Map #101: October 8, 2018

Difficulty Level: 2

Click here for a full-size version of this week’s map.

This map is a choropleth of the counties of the United States. (Do you need a refresher on what a choropleth is? Visit our “Basics” page for a quick primer.) Since this is our first county-level U.S. choropleth of the 2018–2019 academic year, we’re starting with what should be quite a gettable map. We’ll plan to do several more county-level choropleths in the coming weeks that will ramp up in difficulty. As always, your job is to figure out what this choropleth represents.

Stumped? Check back Tuesday, Wednesday, Thursday, and Friday for hints about where to focus your investigation. The answer will be posted on Monday, October 15, 2018. Good luck!

Wednesday’s hint: Let’s start in New York City: did you zoom in and notice that the Bronx is quite a lot darker than the other four boroughs?

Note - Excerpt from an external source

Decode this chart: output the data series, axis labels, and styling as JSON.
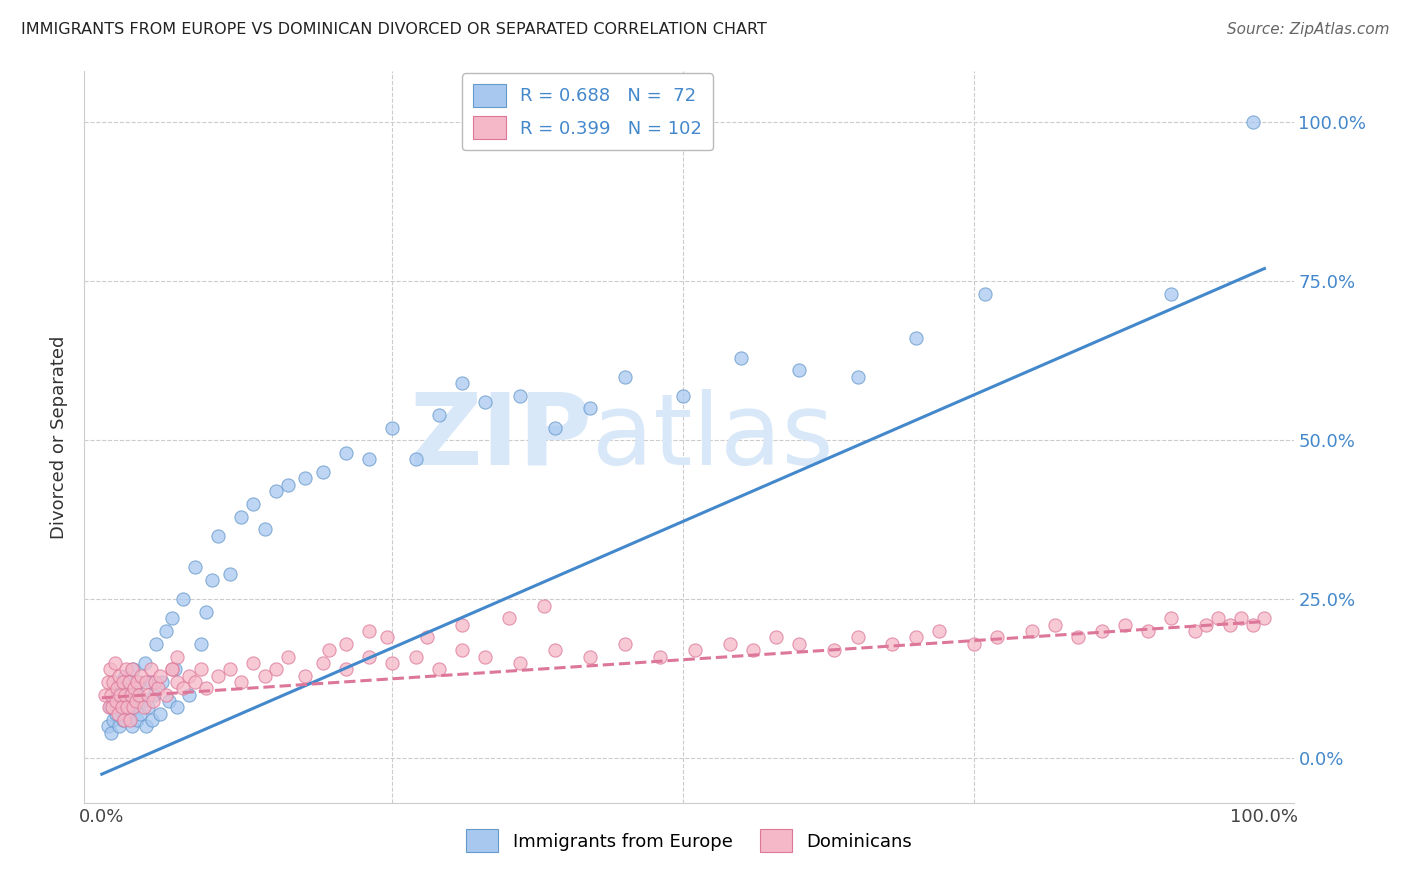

Thursday’s hint: Some of the places on this map with lots of color are in the interior parts of California and Washington. These are agricultural areas—and, in particular, these are areas where a lot of land is devoted to growing fruit. Fruit requires a lot of labor, since more often than not it has to be picked by hand.

Friday’s hint: With this map, it’s important not to get too distracted by all the dark counties along the border with Mexico. Make sure you notice that there’s a certain diversity of counties that are darkly colored, including around the cities of New York City and Miami.

Saturday’s hint: This map uses information from the U.S. Census about race.